(Ballet Virginia’s “Nutcracker” performance by professional dancers.)
By Jeff Maisey
In retail, many programs exist to “Buy Local” or “Shop Local During the Holidays.”
These promotional efforts advocate for supporting locally owned and operated business competing with big box, national chains.
Such an approach might be of interest this holiday season as five different, competing versions of “The Nutcracker” are presented across Hampton Roads.
While three “Nutcracker” performances are from nationally touring companies, two are based in Hampton Roads — Virginia Regional Ballet in Williamsburg and Norfolk-based Ballet Virginia.
Ballet Virginia will pair with Symphonicity to present its “Nutcracker” December 15-17 at Sandler Center for the Arts. Virginia Regional Ballet teams with Williamsburg Symphony Orchestra December 16-17 at Ferguson Center for the Arts.
“The Nutcracker” is one of the most beloved performing arts experiences of the holiday season. Russian composer Pyotr Tchaikovsky was commissioned in 1892 to compose music for a two-act classical ballet. Tchaikovsky selected choreographer Marius Petipa to complete the project, an adaptation of the short story “The Nutcracker and the Mouse King.”
Over the years various productions of “The Nutcracker” have thrilled audiences of all ages. Many modern choreographers have made slight changes to keep the annual performance fresh.
“Every professional ballet company will do slightly different versions,” said Ballet Virginia co-artistic director/choreographer/instructor, Janina Michalski. “We all use the same music. We have taken some of the original music from the first act and used in our second act just to carry the story through. Every company has different (stage) sets and storylines, and that makes it fun and interesting.
“Like our Battle scene,” Michalski continued. “We baby mice and then our rats come through; mechanical mice that chase Clair around a little bit. We’ve been told our production is charming.”

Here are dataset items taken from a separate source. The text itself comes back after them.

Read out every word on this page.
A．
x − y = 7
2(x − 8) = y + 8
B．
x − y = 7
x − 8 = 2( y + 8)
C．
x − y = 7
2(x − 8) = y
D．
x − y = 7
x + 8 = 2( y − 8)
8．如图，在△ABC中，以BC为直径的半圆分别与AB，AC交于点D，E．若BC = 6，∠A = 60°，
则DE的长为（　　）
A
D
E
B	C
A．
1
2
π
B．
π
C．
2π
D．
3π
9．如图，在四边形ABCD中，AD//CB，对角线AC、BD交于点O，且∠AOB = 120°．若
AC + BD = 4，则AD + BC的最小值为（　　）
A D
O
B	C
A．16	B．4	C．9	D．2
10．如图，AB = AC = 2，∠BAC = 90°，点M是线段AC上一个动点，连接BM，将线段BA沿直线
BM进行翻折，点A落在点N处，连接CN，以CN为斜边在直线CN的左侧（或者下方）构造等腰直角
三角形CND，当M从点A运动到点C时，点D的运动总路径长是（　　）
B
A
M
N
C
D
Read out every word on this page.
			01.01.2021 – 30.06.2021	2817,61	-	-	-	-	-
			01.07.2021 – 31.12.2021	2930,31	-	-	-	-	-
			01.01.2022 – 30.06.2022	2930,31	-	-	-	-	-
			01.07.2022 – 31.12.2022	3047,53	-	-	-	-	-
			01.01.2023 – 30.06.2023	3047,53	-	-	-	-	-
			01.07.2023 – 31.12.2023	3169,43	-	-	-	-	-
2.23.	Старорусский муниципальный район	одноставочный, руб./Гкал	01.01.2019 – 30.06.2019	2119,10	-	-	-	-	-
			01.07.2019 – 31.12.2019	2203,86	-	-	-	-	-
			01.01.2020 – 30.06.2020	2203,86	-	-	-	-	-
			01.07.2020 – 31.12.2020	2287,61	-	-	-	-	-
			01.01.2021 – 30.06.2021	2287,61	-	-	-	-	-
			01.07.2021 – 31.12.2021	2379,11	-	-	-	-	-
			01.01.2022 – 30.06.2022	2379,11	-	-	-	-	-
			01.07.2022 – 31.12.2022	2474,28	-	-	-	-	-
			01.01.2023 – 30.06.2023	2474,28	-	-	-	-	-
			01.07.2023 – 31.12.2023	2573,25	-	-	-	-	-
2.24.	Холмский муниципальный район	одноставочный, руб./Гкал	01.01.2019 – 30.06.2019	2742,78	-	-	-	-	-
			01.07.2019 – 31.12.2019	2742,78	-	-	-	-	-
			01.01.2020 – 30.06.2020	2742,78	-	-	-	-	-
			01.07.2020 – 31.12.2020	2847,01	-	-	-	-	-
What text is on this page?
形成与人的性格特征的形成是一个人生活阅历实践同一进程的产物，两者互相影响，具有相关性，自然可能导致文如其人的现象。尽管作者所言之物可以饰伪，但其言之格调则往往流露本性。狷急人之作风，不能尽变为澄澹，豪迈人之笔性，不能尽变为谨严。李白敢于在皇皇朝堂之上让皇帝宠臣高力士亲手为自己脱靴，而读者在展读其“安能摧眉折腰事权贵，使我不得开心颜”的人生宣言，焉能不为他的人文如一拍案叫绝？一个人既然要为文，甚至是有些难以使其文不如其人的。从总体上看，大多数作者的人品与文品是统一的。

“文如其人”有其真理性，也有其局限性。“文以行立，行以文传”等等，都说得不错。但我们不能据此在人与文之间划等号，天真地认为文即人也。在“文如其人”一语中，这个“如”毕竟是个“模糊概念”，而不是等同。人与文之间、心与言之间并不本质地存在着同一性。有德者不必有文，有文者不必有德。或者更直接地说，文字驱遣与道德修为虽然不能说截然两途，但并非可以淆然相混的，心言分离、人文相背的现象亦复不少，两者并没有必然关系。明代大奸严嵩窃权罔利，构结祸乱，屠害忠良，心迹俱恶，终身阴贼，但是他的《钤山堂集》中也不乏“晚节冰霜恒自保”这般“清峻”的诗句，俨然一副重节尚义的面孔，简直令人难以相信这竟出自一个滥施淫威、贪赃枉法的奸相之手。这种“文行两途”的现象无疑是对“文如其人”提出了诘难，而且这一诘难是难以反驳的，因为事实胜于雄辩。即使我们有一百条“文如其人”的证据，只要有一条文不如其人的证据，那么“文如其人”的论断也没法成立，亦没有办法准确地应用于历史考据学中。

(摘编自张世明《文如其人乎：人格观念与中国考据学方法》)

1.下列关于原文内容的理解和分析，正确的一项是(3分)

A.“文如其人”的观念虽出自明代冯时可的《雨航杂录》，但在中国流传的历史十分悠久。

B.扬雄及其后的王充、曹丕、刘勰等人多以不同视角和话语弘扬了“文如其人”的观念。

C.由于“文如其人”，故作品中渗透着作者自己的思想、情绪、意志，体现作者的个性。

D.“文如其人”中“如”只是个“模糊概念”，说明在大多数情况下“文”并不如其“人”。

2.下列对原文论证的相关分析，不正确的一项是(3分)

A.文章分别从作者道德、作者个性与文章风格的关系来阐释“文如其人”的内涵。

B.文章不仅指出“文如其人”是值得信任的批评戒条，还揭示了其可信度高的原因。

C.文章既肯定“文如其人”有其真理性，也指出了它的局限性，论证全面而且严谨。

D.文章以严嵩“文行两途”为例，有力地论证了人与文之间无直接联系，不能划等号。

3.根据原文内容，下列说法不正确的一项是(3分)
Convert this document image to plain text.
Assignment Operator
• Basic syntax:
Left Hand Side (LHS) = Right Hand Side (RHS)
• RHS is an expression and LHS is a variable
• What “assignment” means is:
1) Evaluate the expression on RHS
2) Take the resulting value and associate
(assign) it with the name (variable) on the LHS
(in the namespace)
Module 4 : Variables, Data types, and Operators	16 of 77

Both Ballet Virginia and Virginia Regional Ballet offer educational classes for all ages and levels. They also employee a staff that doubles as instructors and professional dancers.
Ballet Virginia’s professional company will be featured in its presentation of “The Nutcracker” with a cast of over 100 dancers. This December marks the 16th year they’ve presented the holiday season ballet.
Professional ballet companies generally attribute 40% of their annual sales revenue to performances of “The Nutcracker.”
“At the point in our growth, I’d say it’s more like 60% for us,” said Ballet Janina Michalski. “It’s something almost everybody’s heard of from the time that they were young. There are so many television versions of it too.”
Michalski credits the family-friendly version of Ballet Virginia’s version for its popularity as well.
“We have quite a few children in it and have dogs in the first act,” she said. “Of course, if you put animals in there you’re going to win.”
The cast of “The Nutcracker” was derived from 200 auditioning dancers, a record level for a Ballet Virginia production.
“For the professional company we’ve been bombarded with interest from dancers from around the country as well as a few from outside the country,” said Michalski.
Ballet Virginia works with Virginia Scenic for its set designs in a collaborative effort. The costumes are done in-house, and in both case are changed slightly from year to year.
In addition to Michalski, co-artistic director Suzanne Lownbury and company artistic director/modern and ballet instructor Lydia Roberts-Coco are the creative forces that pull everything together.
“The Nutcracker” is a major ballet to produce for a small, independent dance company. Rehearsals begin, for example, in late September. Ballet Virginia’s headquarters on 21st Street in Norfolk has a full-size stage so that when its dancers perform at Sandler Center they’re already comfortable and familiar with the performance space, props, and lighting. The result is magical for performers and local audiences.
“I think there’s something really special about our production,” said Michalski.